Is there a problem? Of course, theres a problem. Living as we do in a dynamic world, consumers are more various and more changeable than before. Creating current meanings requires deep knowledge of the culture and constant adjustment to its changing trends. The best brands are a little like sailing ships. They have the deep ballast of long standing meaning, the deck cargo of recent meanings, and tall sails that must be repositioned often to adjust to constantly, sometimes whimsically, changing consumer taste and preference.
To say that brands are having a hard time adding value is merely to say that they find themselves charged with the task of responding to a world that no one thought was possible. (Remember when capitalism stood accused of producing a monolithic, static culture?) It should also be observed that both marketing professionals (Lafley at P&G) and marketing scholars (see references) are hard at work trying to figure out how responsiveness might work.

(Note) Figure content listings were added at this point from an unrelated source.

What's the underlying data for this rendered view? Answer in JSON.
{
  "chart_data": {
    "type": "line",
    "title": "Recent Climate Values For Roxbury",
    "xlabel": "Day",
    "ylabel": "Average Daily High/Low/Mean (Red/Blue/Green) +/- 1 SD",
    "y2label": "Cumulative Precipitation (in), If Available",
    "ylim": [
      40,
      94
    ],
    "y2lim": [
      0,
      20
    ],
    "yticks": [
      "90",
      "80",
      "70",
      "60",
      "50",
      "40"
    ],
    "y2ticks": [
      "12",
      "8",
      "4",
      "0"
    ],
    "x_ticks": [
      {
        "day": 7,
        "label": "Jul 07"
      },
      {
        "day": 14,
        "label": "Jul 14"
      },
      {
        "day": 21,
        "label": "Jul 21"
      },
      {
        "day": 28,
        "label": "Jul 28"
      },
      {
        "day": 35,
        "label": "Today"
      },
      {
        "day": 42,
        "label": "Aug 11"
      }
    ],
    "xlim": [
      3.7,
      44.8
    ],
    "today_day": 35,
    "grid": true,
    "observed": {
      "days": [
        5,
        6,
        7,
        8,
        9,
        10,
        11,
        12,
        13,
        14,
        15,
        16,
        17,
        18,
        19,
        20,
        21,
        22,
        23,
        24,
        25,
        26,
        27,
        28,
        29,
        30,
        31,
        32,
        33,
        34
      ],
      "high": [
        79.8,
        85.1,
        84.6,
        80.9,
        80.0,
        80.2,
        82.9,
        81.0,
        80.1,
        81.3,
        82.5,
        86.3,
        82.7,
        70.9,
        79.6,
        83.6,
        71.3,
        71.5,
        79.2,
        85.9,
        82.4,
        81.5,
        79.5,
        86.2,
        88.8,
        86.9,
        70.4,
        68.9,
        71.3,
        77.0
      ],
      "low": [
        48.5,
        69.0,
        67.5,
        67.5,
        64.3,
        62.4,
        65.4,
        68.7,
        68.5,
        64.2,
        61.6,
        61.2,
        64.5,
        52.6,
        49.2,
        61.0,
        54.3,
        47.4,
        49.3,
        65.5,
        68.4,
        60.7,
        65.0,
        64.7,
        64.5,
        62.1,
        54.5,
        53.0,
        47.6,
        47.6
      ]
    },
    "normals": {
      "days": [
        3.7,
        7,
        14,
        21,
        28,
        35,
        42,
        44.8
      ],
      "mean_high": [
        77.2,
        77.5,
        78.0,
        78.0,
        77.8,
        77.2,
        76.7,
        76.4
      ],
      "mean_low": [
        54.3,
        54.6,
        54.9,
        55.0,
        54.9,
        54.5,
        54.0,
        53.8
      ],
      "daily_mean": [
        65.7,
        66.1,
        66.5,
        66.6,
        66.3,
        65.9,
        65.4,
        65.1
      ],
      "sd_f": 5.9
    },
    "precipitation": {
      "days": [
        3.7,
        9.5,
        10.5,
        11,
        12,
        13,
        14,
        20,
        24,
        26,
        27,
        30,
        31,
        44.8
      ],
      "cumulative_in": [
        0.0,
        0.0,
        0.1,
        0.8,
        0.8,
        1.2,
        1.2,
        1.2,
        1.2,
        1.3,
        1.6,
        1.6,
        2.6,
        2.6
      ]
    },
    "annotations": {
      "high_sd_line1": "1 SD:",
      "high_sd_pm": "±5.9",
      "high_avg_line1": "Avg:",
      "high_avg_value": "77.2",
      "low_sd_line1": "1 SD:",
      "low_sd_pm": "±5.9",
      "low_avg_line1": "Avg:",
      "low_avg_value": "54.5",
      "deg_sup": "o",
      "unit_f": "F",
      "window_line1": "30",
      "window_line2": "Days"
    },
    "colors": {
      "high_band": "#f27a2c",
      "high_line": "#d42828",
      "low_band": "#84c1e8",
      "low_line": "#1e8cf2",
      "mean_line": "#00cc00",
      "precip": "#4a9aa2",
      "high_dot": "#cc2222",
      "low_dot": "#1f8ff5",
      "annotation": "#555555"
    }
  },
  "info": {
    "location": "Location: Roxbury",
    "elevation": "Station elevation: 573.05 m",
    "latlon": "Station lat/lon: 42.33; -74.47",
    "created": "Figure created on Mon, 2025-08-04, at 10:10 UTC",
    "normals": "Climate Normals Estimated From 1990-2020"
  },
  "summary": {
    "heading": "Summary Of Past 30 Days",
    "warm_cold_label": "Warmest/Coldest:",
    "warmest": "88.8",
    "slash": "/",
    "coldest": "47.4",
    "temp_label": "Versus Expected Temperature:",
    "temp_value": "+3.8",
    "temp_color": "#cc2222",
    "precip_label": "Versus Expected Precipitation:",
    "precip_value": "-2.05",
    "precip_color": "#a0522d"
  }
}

Brands may becoming more like shadows, as Surowiecki says. Indeed we must hope that this is so. It will make them more nimble and fluid than they used to be. “Shadow management, perhaps this is a new brand strategy. But it will take a subtlety and responsiveness that the marketer has yet fully to master. As the Elizabethans used to say: “Pursue your shadow and you will never catch it. Run from your shadow and it will follow you anywhere.

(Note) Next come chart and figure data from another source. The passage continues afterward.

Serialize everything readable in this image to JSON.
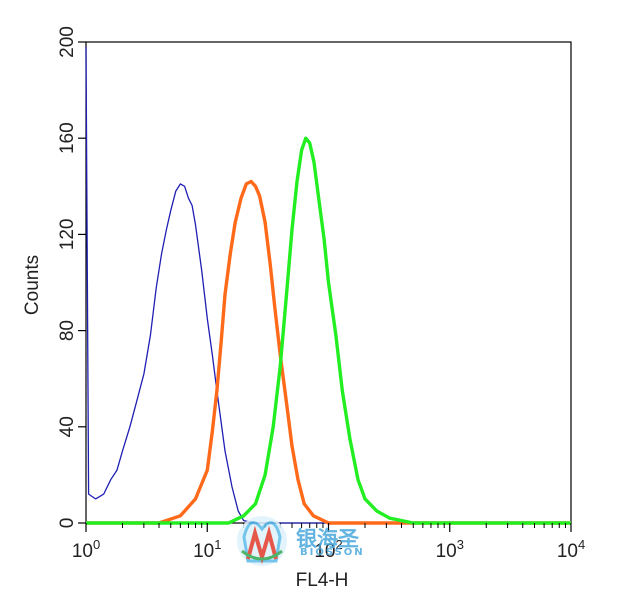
{
  "chart_data": {
    "type": "line",
    "title": "",
    "xlabel": "FL4-H",
    "ylabel": "Counts",
    "x_scale": "log",
    "xlim": [
      1,
      10000
    ],
    "ylim": [
      0,
      200
    ],
    "x_ticks": [
      {
        "base": "10",
        "exp": "0"
      },
      {
        "base": "10",
        "exp": "1"
      },
      {
        "base": "10",
        "exp": "2"
      },
      {
        "base": "10",
        "exp": "3"
      },
      {
        "base": "10",
        "exp": "4"
      }
    ],
    "y_ticks": [
      "0",
      "40",
      "80",
      "120",
      "160",
      "200"
    ],
    "y_tick_values": [
      0,
      40,
      80,
      120,
      160,
      200
    ],
    "grid": false,
    "legend": "none",
    "series": [
      {
        "color": "#1f1fb4",
        "points": [
          [
            1.0,
            198
          ],
          [
            1.05,
            12
          ],
          [
            1.2,
            10
          ],
          [
            1.4,
            12
          ],
          [
            1.6,
            18
          ],
          [
            1.8,
            22
          ],
          [
            2.0,
            30
          ],
          [
            2.3,
            40
          ],
          [
            2.6,
            50
          ],
          [
            3.0,
            62
          ],
          [
            3.4,
            78
          ],
          [
            3.8,
            98
          ],
          [
            4.2,
            112
          ],
          [
            4.6,
            122
          ],
          [
            5.0,
            130
          ],
          [
            5.5,
            138
          ],
          [
            6.0,
            141
          ],
          [
            6.5,
            140
          ],
          [
            7.0,
            135
          ],
          [
            7.5,
            132
          ],
          [
            8.0,
            124
          ],
          [
            9.0,
            105
          ],
          [
            10.0,
            85
          ],
          [
            11.0,
            70
          ],
          [
            12.0,
            55
          ],
          [
            13.0,
            42
          ],
          [
            14.0,
            30
          ],
          [
            16.0,
            15
          ],
          [
            18.0,
            5
          ],
          [
            20.0,
            1
          ],
          [
            25.0,
            0
          ],
          [
            10000.0,
            0
          ]
        ]
      },
      {
        "color": "#ff6a1a",
        "points": [
          [
            1.0,
            0
          ],
          [
            4.0,
            0
          ],
          [
            6.0,
            3
          ],
          [
            8.0,
            10
          ],
          [
            10.0,
            22
          ],
          [
            11.0,
            38
          ],
          [
            12.0,
            55
          ],
          [
            13.0,
            75
          ],
          [
            14.0,
            95
          ],
          [
            15.5,
            112
          ],
          [
            17.0,
            125
          ],
          [
            19.0,
            135
          ],
          [
            21.0,
            141
          ],
          [
            23.0,
            142
          ],
          [
            25.0,
            140
          ],
          [
            27.0,
            136
          ],
          [
            30.0,
            125
          ],
          [
            33.0,
            108
          ],
          [
            36.0,
            90
          ],
          [
            40.0,
            70
          ],
          [
            45.0,
            50
          ],
          [
            50.0,
            32
          ],
          [
            56.0,
            18
          ],
          [
            63.0,
            8
          ],
          [
            75.0,
            3
          ],
          [
            100.0,
            0
          ],
          [
            10000.0,
            0
          ]
        ]
      },
      {
        "color": "#22ee22",
        "points": [
          [
            1.0,
            0
          ],
          [
            15.0,
            0
          ],
          [
            20.0,
            3
          ],
          [
            25.0,
            8
          ],
          [
            30.0,
            20
          ],
          [
            35.0,
            40
          ],
          [
            40.0,
            65
          ],
          [
            45.0,
            95
          ],
          [
            50.0,
            122
          ],
          [
            55.0,
            142
          ],
          [
            60.0,
            155
          ],
          [
            65.0,
            160
          ],
          [
            70.0,
            158
          ],
          [
            76.0,
            150
          ],
          [
            83.0,
            135
          ],
          [
            92.0,
            118
          ],
          [
            100.0,
            100
          ],
          [
            115.0,
            78
          ],
          [
            130.0,
            55
          ],
          [
            150.0,
            35
          ],
          [
            175.0,
            18
          ],
          [
            200.0,
            10
          ],
          [
            250.0,
            5
          ],
          [
            320.0,
            2
          ],
          [
            500.0,
            0
          ],
          [
            10000.0,
            0
          ]
        ]
      }
    ]
  },
  "watermark": {
    "cn_text": "银海圣",
    "en_text": "BIOSSON"
  }
}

Fournier, Susan. 1998. The Consumer and the Brand: Developing Relationship Theory in Consumer Research. Journal of Consumer Research 24, no. March: 343-73.
Levy, Sidney J. 1959. Symbols for Sale. Harvard Business Review 37, no. 4 July/August: 117-24.
Levy, Sidney J, and Dennis W. Rook. 1999. Brands, consumers, symbols, & research: Sidney J. Levy on marketing. Thousand Oaks, Calif: Sage Publications.
McCracken, Grant. 1988. Culture and Consumption: New Approaches to the Symbolism of Consumer Goods and Activities. Bloomington: Indiana University Press.
______ 2006a Culture and Consumption II: markets, meanings and brand management. Bloomington: Indiana University Press. (Due out Spring.)
_______ 2006b Flock and Flow: managing change in a dynamic marketplace. Bloomington: Indiana University Press. (Due out Fall.)
Prahalad, C. K, and Venkatram Ramaswamy. 2004. The future of competition: co-creating unique value with customers. Boston: Harvard Business School Press.
Roberts, Kevin. Lovemarks. a book and a blog here.
Evelyn Rodriguezs Crossroads blog here.
Surowiecki, James. 2004. The Decline of Brands. Wired. here.
Surowiecki, James. 2004. The Wisdom of Crowds. New York: Doubleday.
White, Irving S. 1959. The Functions of Advertising in Our Culture. Journal of Marketing, no. July: 8-14.
Zolli, Andrew. 2004. Rip. Mix. Brand. American Demographics. November, pp. 44-45.